Sehr geehrter Herr Altmaier,

wer ihnen im Augenblick zuhört, muss Sie fast zwangsläufig für den "überzeugten Europäer" schlechthin halten. So viel wie Sie momentan von "Europäischen Industrie-Champions" reden könnte man meinen, Sie seien nicht der deutsche, sondern der europäische Wirtschaftsminister.
So antiquiert Ihre Fixierung auf die Industrie in einer Dienstleistungsgesellschaft wie der unseren auf den ersten Blick wirkt, an manchen Stellen haben Sie durchaus Recht: So ist beispielsweise Ihr Wunsch, eine europäische Fertigung von Batteriezellen aufzubauen, um für batterieelektrisch betriebene Mobilitätsprodukte - allen voran E-Autos - nicht grundsätzlich auf Importe angewiesen zu sein, durchaus sinnvoll. Schon allein, weil eine europäische Fabrik auch europäische Standards bei Bezahlung und sozialer Absicherung der Belegschaft bedeuten würde.

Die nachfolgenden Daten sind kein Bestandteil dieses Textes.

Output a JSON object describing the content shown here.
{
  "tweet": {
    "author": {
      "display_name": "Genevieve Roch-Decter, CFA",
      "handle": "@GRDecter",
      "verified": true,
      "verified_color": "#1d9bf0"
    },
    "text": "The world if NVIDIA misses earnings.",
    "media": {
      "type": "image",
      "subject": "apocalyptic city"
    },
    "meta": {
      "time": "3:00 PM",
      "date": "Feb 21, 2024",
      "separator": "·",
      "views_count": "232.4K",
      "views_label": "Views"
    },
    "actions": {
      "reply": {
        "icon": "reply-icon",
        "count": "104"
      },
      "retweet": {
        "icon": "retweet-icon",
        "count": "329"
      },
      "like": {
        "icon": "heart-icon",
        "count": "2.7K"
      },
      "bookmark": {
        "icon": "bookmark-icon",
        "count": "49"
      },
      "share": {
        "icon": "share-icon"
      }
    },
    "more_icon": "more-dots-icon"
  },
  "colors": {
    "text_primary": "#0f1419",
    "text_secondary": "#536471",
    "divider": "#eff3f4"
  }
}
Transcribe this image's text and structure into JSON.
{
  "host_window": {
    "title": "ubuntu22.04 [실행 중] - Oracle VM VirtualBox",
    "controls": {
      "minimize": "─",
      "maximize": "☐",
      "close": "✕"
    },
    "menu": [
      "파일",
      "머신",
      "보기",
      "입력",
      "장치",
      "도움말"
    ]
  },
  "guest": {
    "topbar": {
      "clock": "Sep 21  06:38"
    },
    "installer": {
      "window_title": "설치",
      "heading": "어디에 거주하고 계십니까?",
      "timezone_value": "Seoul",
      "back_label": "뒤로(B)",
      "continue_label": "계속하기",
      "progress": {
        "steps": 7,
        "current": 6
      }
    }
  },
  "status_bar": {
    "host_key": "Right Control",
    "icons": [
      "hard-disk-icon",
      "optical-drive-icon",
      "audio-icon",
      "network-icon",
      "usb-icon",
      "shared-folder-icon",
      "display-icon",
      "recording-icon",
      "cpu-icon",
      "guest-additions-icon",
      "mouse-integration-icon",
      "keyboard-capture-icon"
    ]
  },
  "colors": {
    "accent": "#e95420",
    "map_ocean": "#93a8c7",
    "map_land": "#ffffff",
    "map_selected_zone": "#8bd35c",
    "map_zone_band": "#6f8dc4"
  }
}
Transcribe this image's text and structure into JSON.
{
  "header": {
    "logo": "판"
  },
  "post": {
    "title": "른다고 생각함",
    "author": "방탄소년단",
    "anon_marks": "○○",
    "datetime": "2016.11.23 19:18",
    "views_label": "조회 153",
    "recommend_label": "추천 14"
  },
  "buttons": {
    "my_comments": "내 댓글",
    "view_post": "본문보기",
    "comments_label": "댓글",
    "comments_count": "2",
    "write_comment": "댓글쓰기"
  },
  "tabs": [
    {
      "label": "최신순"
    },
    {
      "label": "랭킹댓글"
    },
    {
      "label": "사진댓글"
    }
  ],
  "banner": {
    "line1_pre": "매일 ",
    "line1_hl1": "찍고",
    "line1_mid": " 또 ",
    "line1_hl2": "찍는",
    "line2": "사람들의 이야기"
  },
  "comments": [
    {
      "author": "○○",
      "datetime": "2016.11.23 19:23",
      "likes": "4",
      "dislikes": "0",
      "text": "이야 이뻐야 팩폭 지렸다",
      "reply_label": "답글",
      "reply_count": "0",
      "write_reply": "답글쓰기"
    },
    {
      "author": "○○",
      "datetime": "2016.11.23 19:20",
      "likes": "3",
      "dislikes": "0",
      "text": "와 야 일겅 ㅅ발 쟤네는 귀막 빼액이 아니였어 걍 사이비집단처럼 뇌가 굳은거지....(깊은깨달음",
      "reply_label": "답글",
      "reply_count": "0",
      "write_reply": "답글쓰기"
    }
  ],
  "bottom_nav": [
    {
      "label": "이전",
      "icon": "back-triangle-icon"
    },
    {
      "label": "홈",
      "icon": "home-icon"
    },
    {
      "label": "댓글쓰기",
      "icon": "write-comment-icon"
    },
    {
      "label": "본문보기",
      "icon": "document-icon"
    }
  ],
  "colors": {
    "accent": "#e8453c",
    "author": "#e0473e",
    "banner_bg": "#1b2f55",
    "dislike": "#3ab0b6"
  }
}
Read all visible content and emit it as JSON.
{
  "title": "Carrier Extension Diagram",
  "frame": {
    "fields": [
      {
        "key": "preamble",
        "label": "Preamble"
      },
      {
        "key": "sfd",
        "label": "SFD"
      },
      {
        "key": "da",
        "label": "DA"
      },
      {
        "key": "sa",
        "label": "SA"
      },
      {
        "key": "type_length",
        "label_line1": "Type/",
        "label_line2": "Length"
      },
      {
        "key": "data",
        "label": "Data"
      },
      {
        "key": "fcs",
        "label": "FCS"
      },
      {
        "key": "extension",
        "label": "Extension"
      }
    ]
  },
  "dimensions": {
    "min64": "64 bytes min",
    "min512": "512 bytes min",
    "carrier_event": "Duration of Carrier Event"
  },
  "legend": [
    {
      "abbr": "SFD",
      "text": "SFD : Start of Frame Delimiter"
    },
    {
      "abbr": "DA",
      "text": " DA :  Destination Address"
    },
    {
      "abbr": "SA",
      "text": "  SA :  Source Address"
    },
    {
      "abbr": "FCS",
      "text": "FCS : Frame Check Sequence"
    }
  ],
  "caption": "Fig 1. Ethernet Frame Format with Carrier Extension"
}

Die Anforderungen, die Sie an das Konzept einer europäischen Batteriezell-Fertigungsanlage stellen sollten, fangen hier jedoch erst an. Einige wichtige Rohstoffe zur Zellfertigung gelten als Konfliktressourcen, die in ihren Herkunftsländern unter teils katastrophalen Bedingungen abgebaut werden. Von den europäischen Mideststandards bei Arbeitsschutz und Arbeitsbedingungen sowie von der hierzulande üblichen Entlohnung können die dort beschäftigten nur träumen. Selbst faktische Sklaverei und Kinderarbeit kommen vor. Das sind Themen, für die sich ein "Europäischer Champion" der Batteriezellfertigung zu interessieren hat. Für die Vergabe der von Ihnen ausgeschriebenen Förderung sollte die Kontrolle von menschenwürdigen Bedingungen entlang der Lieferkette ein zentrales Kriterium sein!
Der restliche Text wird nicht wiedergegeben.